Le marché des obligations durables attend d’être testé

La vie n’est pas un long fleuve tranquille pour les sustainability linked bonds (SLB). Ces instruments sont souvent critiqués pour les objectifs peu ambitieux fixés par les émetteurs. Des émetteurs qui peuvent d’ailleurs ne pas les atteindre. Mais ce marché n’a jusque-là pas été réellement testé. Ce ne serait qu’une question de temps.
Plusieurs sociétés confrontées à la crise du gaz en Europe, avec Enel en première ligne, pourraient se retrouver en dehors des clous. L’augmentation de la production d’électricité à partir de charbon pour réduire la dépendance au gaz russe risque d’empêcher d’atteindre les objectifs de réduction d’émissions de CO2. Les analystes de Barclays ont estimé dans une note qu’une vingtaine de ces obligations étaient concernées pour les objectifs à fin 2022 et 2023. L’énergéticien grec PPC mais aussi le chimiste Nobian et le fabricant de freins Knorr Bremser ainsi que la Saur. Avec 12 titres potentiellement dans le viseur, l’énergéticien italien serait le plus touché avec 120 millions d’euros de coûts supplémentaires, selon ces analystes.
Enel est le plus important émetteur de SLB avec environ 25 milliards d’euros émis depuis l’ouverture du marché en 2019 (près de 40% de son endettement). Une clause des obligations prévoit de ne pas augmenter le coût de financement (step-up) si le non-respect des engagements est dû notamment à un changement réglementaire. Alessandro Canta, le directeur financier d’Enel, a indiqué dans une interview à IFR qu’il paierait tout de même le coupon supplémentaire, si les engagements ne sont pas tenus. Le marché semble avoir pris en compte ce risque, les obligations Enel ont perdu en une semaine entre 3 et 4 points de pourcentage. Les rumeurs de limogeage par le gouvernement Meloni du président du groupe, Francesco Starace, véritable artisan de la transformation vers les énergies renouvelables (l’objectif de 60% de capacité fixé dans les SLB à fin 2022 aurait été dépassé, selon la direction du groupe à 64%), n’ont pas contribué à réduire la pression.
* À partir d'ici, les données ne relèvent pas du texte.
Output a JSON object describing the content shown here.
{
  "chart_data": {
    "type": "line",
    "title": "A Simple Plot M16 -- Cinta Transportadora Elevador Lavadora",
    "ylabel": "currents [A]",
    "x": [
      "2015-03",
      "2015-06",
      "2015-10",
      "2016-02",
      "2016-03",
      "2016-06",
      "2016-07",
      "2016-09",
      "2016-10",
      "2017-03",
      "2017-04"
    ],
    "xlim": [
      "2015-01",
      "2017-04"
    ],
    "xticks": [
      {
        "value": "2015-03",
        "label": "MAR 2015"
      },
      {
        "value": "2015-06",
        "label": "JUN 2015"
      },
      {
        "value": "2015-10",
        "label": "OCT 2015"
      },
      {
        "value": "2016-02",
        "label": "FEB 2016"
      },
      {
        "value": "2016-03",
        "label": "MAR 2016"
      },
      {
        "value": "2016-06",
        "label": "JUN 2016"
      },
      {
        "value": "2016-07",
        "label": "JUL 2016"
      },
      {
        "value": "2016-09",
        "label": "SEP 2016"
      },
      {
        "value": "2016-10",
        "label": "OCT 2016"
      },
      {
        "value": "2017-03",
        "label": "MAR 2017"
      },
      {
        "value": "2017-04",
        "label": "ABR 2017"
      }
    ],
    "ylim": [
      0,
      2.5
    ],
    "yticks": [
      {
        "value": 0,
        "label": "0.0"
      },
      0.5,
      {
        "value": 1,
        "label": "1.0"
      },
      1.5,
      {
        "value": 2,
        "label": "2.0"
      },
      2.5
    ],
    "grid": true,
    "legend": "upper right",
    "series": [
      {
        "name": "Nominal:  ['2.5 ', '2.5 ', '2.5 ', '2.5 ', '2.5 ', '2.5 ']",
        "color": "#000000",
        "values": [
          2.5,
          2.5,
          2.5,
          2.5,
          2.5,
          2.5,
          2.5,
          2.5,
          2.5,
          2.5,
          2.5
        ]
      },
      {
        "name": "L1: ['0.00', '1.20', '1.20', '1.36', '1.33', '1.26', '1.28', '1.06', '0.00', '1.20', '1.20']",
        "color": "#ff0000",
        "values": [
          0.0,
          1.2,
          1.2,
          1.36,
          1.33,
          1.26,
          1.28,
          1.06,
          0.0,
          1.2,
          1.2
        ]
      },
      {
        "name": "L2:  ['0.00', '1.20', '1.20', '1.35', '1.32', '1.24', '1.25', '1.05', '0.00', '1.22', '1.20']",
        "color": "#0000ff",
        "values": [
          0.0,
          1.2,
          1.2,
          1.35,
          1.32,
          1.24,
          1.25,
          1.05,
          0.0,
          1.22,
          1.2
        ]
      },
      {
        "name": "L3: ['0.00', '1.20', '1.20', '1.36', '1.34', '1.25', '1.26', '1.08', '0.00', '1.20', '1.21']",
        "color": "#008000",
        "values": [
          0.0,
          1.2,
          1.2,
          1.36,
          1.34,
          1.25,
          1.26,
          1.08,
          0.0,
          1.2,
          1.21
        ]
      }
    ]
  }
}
Cela n’a toutefois pas empêché Enel d’émettre le 13 février deux nouvelles tranches de SLB de 1,5 milliard d’euros sursouscrites trois fois. En début d’année, Barclays estimait que les émissions SLB allaient reculer cette année au profit des green bonds considérés comme plus qualitatifs. Pour l’heure ce n’est pas la tendance. Depuis janvier, les corporates européens ont émis plus de SLB (24,5 milliards d’euros) que de green bonds (15 milliards) sur un total de 60 milliards émis.